From 1976 to 1983 women and men rained from the skies of Argentina. It is not a metaphor, it is a dramatically true story. And not forgotten. Young dissidents, subversives, suspects, and opponents of the Videla dictatorship were loaded on board airplanes, dumped and discharged at sea or in the Rio de la Plata as waste to be rid of. The number of victims is close to five thousand and adds to over thirty thousand "desaparecidos" guilty of opposing the military regime.
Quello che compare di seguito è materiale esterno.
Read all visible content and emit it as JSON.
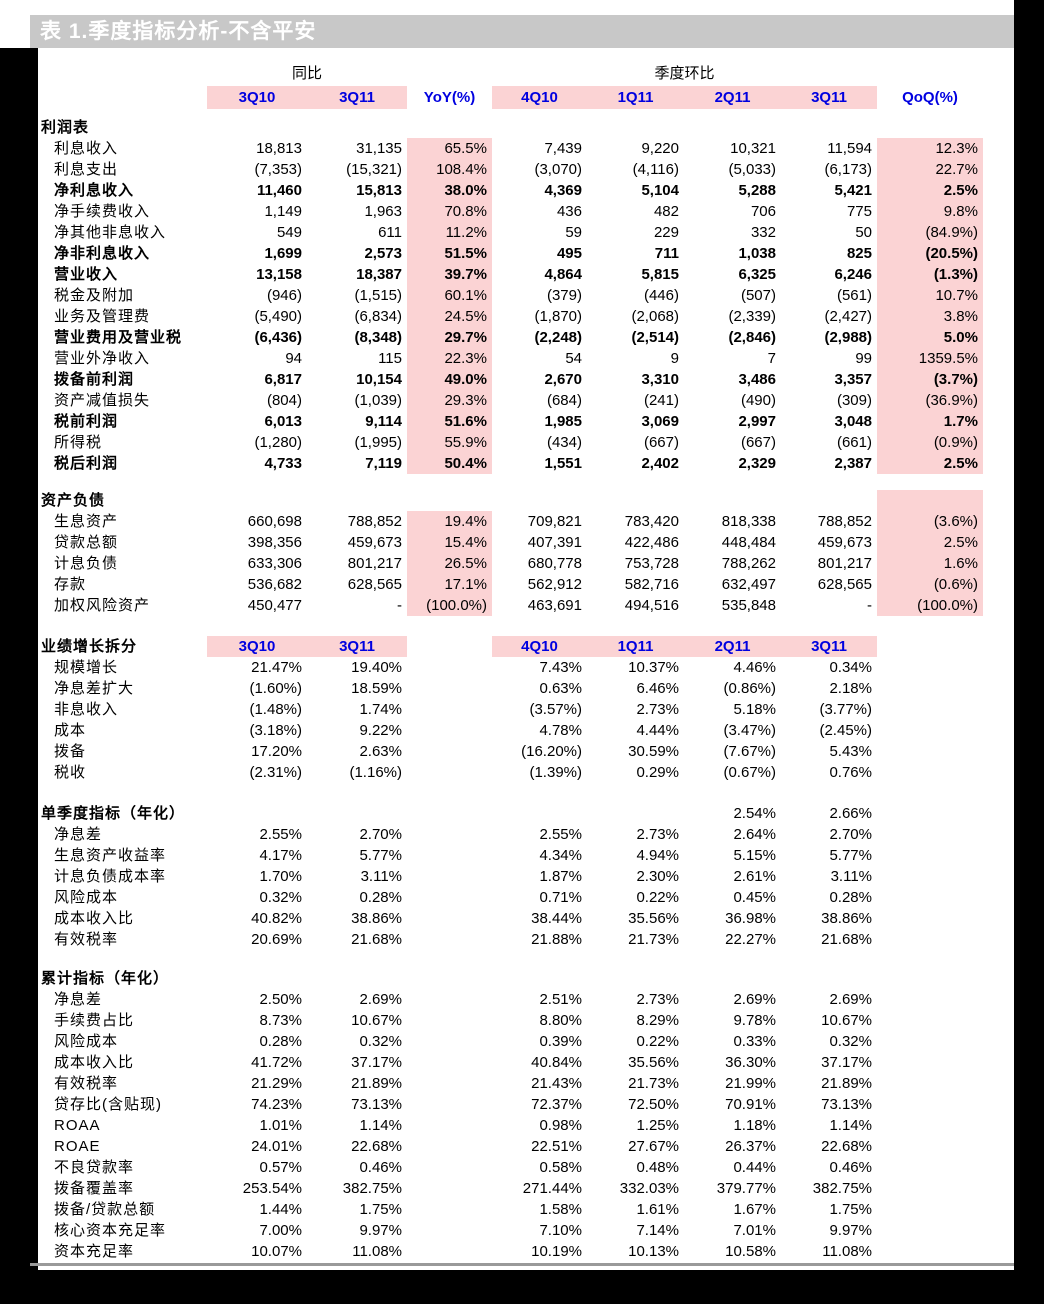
{
  "title": "表 1.季度指标分析-不含平安",
  "colors": {
    "highlight_pink": "#FBD3D4",
    "header_blue": "#0000E0",
    "titlebar_bg": "#C8C8C8",
    "titlebar_text": "#FFFFFF"
  },
  "group_header": {
    "yoy_label": "同比",
    "qoq_label": "季度环比"
  },
  "columns": [
    "3Q10",
    "3Q11",
    "YoY(%)",
    "4Q10",
    "1Q11",
    "2Q11",
    "3Q11",
    "QoQ(%)"
  ],
  "sections": [
    {
      "label": "利润表",
      "pink_cols": [
        2,
        7
      ],
      "header_pink_cols": [],
      "header_labels": null,
      "header_values": null,
      "rows": [
        {
          "label": "利息收入",
          "bold": false,
          "values": [
            "18,813",
            "31,135",
            "65.5%",
            "7,439",
            "9,220",
            "10,321",
            "11,594",
            "12.3%"
          ]
        },
        {
          "label": "利息支出",
          "bold": false,
          "values": [
            "(7,353)",
            "(15,321)",
            "108.4%",
            "(3,070)",
            "(4,116)",
            "(5,033)",
            "(6,173)",
            "22.7%"
          ]
        },
        {
          "label": "净利息收入",
          "bold": true,
          "values": [
            "11,460",
            "15,813",
            "38.0%",
            "4,369",
            "5,104",
            "5,288",
            "5,421",
            "2.5%"
          ]
        },
        {
          "label": "净手续费收入",
          "bold": false,
          "values": [
            "1,149",
            "1,963",
            "70.8%",
            "436",
            "482",
            "706",
            "775",
            "9.8%"
          ]
        },
        {
          "label": "净其他非息收入",
          "bold": false,
          "values": [
            "549",
            "611",
            "11.2%",
            "59",
            "229",
            "332",
            "50",
            "(84.9%)"
          ]
        },
        {
          "label": "净非利息收入",
          "bold": true,
          "values": [
            "1,699",
            "2,573",
            "51.5%",
            "495",
            "711",
            "1,038",
            "825",
            "(20.5%)"
          ]
        },
        {
          "label": "营业收入",
          "bold": true,
          "values": [
            "13,158",
            "18,387",
            "39.7%",
            "4,864",
            "5,815",
            "6,325",
            "6,246",
            "(1.3%)"
          ]
        },
        {
          "label": "税金及附加",
          "bold": false,
          "values": [
            "(946)",
            "(1,515)",
            "60.1%",
            "(379)",
            "(446)",
            "(507)",
            "(561)",
            "10.7%"
          ]
        },
        {
          "label": "业务及管理费",
          "bold": false,
          "values": [
            "(5,490)",
            "(6,834)",
            "24.5%",
            "(1,870)",
            "(2,068)",
            "(2,339)",
            "(2,427)",
            "3.8%"
          ]
        },
        {
          "label": "营业费用及营业税",
          "bold": true,
          "values": [
            "(6,436)",
            "(8,348)",
            "29.7%",
            "(2,248)",
            "(2,514)",
            "(2,846)",
            "(2,988)",
            "5.0%"
          ]
        },
        {
          "label": "营业外净收入",
          "bold": false,
          "values": [
            "94",
            "115",
            "22.3%",
            "54",
            "9",
            "7",
            "99",
            "1359.5%"
          ]
        },
        {
          "label": "拨备前利润",
          "bold": true,
          "values": [
            "6,817",
            "10,154",
            "49.0%",
            "2,670",
            "3,310",
            "3,486",
            "3,357",
            "(3.7%)"
          ]
        },
        {
          "label": "资产减值损失",
          "bold": false,
          "values": [
            "(804)",
            "(1,039)",
            "29.3%",
            "(684)",
            "(241)",
            "(490)",
            "(309)",
            "(36.9%)"
          ]
        },
        {
          "label": "税前利润",
          "bold": true,
          "values": [
            "6,013",
            "9,114",
            "51.6%",
            "1,985",
            "3,069",
            "2,997",
            "3,048",
            "1.7%"
          ]
        },
        {
          "label": "所得税",
          "bold": false,
          "values": [
            "(1,280)",
            "(1,995)",
            "55.9%",
            "(434)",
            "(667)",
            "(667)",
            "(661)",
            "(0.9%)"
          ]
        },
        {
          "label": "税后利润",
          "bold": true,
          "values": [
            "4,733",
            "7,119",
            "50.4%",
            "1,551",
            "2,402",
            "2,329",
            "2,387",
            "2.5%"
          ]
        }
      ]
    },
    {
      "label": "资产负债",
      "pink_cols": [
        2,
        7
      ],
      "header_pink_cols": [
        7
      ],
      "header_labels": null,
      "header_values": null,
      "rows": [
        {
          "label": "生息资产",
          "bold": false,
          "values": [
            "660,698",
            "788,852",
            "19.4%",
            "709,821",
            "783,420",
            "818,338",
            "788,852",
            "(3.6%)"
          ]
        },
        {
          "label": "贷款总额",
          "bold": false,
          "values": [
            "398,356",
            "459,673",
            "15.4%",
            "407,391",
            "422,486",
            "448,484",
            "459,673",
            "2.5%"
          ]
        },
        {
          "label": "计息负债",
          "bold": false,
          "values": [
            "633,306",
            "801,217",
            "26.5%",
            "680,778",
            "753,728",
            "788,262",
            "801,217",
            "1.6%"
          ]
        },
        {
          "label": "存款",
          "bold": false,
          "values": [
            "536,682",
            "628,565",
            "17.1%",
            "562,912",
            "582,716",
            "632,497",
            "628,565",
            "(0.6%)"
          ]
        },
        {
          "label": "加权风险资产",
          "bold": false,
          "values": [
            "450,477",
            "-",
            "(100.0%)",
            "463,691",
            "494,516",
            "535,848",
            "-",
            "(100.0%)"
          ]
        }
      ]
    },
    {
      "label": "业绩增长拆分",
      "pink_cols": [],
      "header_pink_cols": [],
      "header_labels": [
        "3Q10",
        "3Q11",
        "",
        "4Q10",
        "1Q11",
        "2Q11",
        "3Q11",
        ""
      ],
      "header_values": null,
      "rows": [
        {
          "label": "规模增长",
          "bold": false,
          "values": [
            "21.47%",
            "19.40%",
            "",
            "7.43%",
            "10.37%",
            "4.46%",
            "0.34%",
            ""
          ]
        },
        {
          "label": "净息差扩大",
          "bold": false,
          "values": [
            "(1.60%)",
            "18.59%",
            "",
            "0.63%",
            "6.46%",
            "(0.86%)",
            "2.18%",
            ""
          ]
        },
        {
          "label": "非息收入",
          "bold": false,
          "values": [
            "(1.48%)",
            "1.74%",
            "",
            "(3.57%)",
            "2.73%",
            "5.18%",
            "(3.77%)",
            ""
          ]
        },
        {
          "label": "成本",
          "bold": false,
          "values": [
            "(3.18%)",
            "9.22%",
            "",
            "4.78%",
            "4.44%",
            "(3.47%)",
            "(2.45%)",
            ""
          ]
        },
        {
          "label": "拨备",
          "bold": false,
          "values": [
            "17.20%",
            "2.63%",
            "",
            "(16.20%)",
            "30.59%",
            "(7.67%)",
            "5.43%",
            ""
          ]
        },
        {
          "label": "税收",
          "bold": false,
          "values": [
            "(2.31%)",
            "(1.16%)",
            "",
            "(1.39%)",
            "0.29%",
            "(0.67%)",
            "0.76%",
            ""
          ]
        }
      ]
    },
    {
      "label": "单季度指标（年化）",
      "pink_cols": [],
      "header_pink_cols": [],
      "header_labels": null,
      "header_values": [
        "",
        "",
        "",
        "",
        "",
        "2.54%",
        "2.66%",
        ""
      ],
      "rows": [
        {
          "label": "净息差",
          "bold": false,
          "values": [
            "2.55%",
            "2.70%",
            "",
            "2.55%",
            "2.73%",
            "2.64%",
            "2.70%",
            ""
          ]
        },
        {
          "label": "生息资产收益率",
          "bold": false,
          "values": [
            "4.17%",
            "5.77%",
            "",
            "4.34%",
            "4.94%",
            "5.15%",
            "5.77%",
            ""
          ]
        },
        {
          "label": "计息负债成本率",
          "bold": false,
          "values": [
            "1.70%",
            "3.11%",
            "",
            "1.87%",
            "2.30%",
            "2.61%",
            "3.11%",
            ""
          ]
        },
        {
          "label": "风险成本",
          "bold": false,
          "values": [
            "0.32%",
            "0.28%",
            "",
            "0.71%",
            "0.22%",
            "0.45%",
            "0.28%",
            ""
          ]
        },
        {
          "label": "成本收入比",
          "bold": false,
          "values": [
            "40.82%",
            "38.86%",
            "",
            "38.44%",
            "35.56%",
            "36.98%",
            "38.86%",
            ""
          ]
        },
        {
          "label": "有效税率",
          "bold": false,
          "values": [
            "20.69%",
            "21.68%",
            "",
            "21.88%",
            "21.73%",
            "22.27%",
            "21.68%",
            ""
          ]
        }
      ]
    },
    {
      "label": "累计指标（年化）",
      "pink_cols": [],
      "header_pink_cols": [],
      "header_labels": null,
      "header_values": null,
      "rows": [
        {
          "label": "净息差",
          "bold": false,
          "values": [
            "2.50%",
            "2.69%",
            "",
            "2.51%",
            "2.73%",
            "2.69%",
            "2.69%",
            ""
          ]
        },
        {
          "label": "手续费占比",
          "bold": false,
          "values": [
            "8.73%",
            "10.67%",
            "",
            "8.80%",
            "8.29%",
            "9.78%",
            "10.67%",
            ""
          ]
        },
        {
          "label": "风险成本",
          "bold": false,
          "values": [
            "0.28%",
            "0.32%",
            "",
            "0.39%",
            "0.22%",
            "0.33%",
            "0.32%",
            ""
          ]
        },
        {
          "label": "成本收入比",
          "bold": false,
          "values": [
            "41.72%",
            "37.17%",
            "",
            "40.84%",
            "35.56%",
            "36.30%",
            "37.17%",
            ""
          ]
        },
        {
          "label": "有效税率",
          "bold": false,
          "values": [
            "21.29%",
            "21.89%",
            "",
            "21.43%",
            "21.73%",
            "21.99%",
            "21.89%",
            ""
          ]
        },
        {
          "label": "贷存比(含贴现)",
          "bold": false,
          "values": [
            "74.23%",
            "73.13%",
            "",
            "72.37%",
            "72.50%",
            "70.91%",
            "73.13%",
            ""
          ]
        },
        {
          "label": "ROAA",
          "bold": false,
          "values": [
            "1.01%",
            "1.14%",
            "",
            "0.98%",
            "1.25%",
            "1.18%",
            "1.14%",
            ""
          ]
        },
        {
          "label": "ROAE",
          "bold": false,
          "values": [
            "24.01%",
            "22.68%",
            "",
            "22.51%",
            "27.67%",
            "26.37%",
            "22.68%",
            ""
          ]
        },
        {
          "label": "不良贷款率",
          "bold": false,
          "values": [
            "0.57%",
            "0.46%",
            "",
            "0.58%",
            "0.48%",
            "0.44%",
            "0.46%",
            ""
          ]
        },
        {
          "label": "拨备覆盖率",
          "bold": false,
          "values": [
            "253.54%",
            "382.75%",
            "",
            "271.44%",
            "332.03%",
            "379.77%",
            "382.75%",
            ""
          ]
        },
        {
          "label": "拨备/贷款总额",
          "bold": false,
          "values": [
            "1.44%",
            "1.75%",
            "",
            "1.58%",
            "1.61%",
            "1.67%",
            "1.75%",
            ""
          ]
        },
        {
          "label": "核心资本充足率",
          "bold": false,
          "values": [
            "7.00%",
            "9.97%",
            "",
            "7.10%",
            "7.14%",
            "7.01%",
            "9.97%",
            ""
          ]
        },
        {
          "label": "资本充足率",
          "bold": false,
          "values": [
            "10.07%",
            "11.08%",
            "",
            "10.19%",
            "10.13%",
            "10.58%",
            "11.08%",
            ""
          ]
        }
      ]
    }
  ]
}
The Italian photojournalist and journalist Miriam Lewin (survivor of the carnage) with "Destino final" conclude a fifteen-year investigation whose purpose, in an attempt to establish a further fragment of truth, was to tell something unexplored yet. Or not entirely. The search has its beginning in the "hunt" of planes, which now, as old carcasses lie between Argentina itself, Europe and the United States.
Then the flight records, which, though distorted, still retain the names of the pilots and the crew of death. Crime has a passion for accounting and this is also its biggest defect, and in the face of search, the rioters will be handed over to justice, many found spoils and now assigned to a worthy burial.
Argentina cried in those terrible years. And with her, the mothers who saw their children stealed: a whole generation of young people has been sacrificed in the name of a bloody dictatorship. We Europeans still have in the eyes the lonely dance of the mothers of plaza de Mayo and their very cunning and screaming cry of justice that has remained for too long unheard.
The photographs of "Destino final" recall the places of brutal senselessness. Without any kind of satisfaction they lead us into the living flesh of memory, but watching the Nobel Prize winner José Saramago paying homage to the victims or a crying mother in front of the son's name, with the empty awareness that it's all that remains, gives us emotion. And after the necessary indignation the tears appear, overpowering.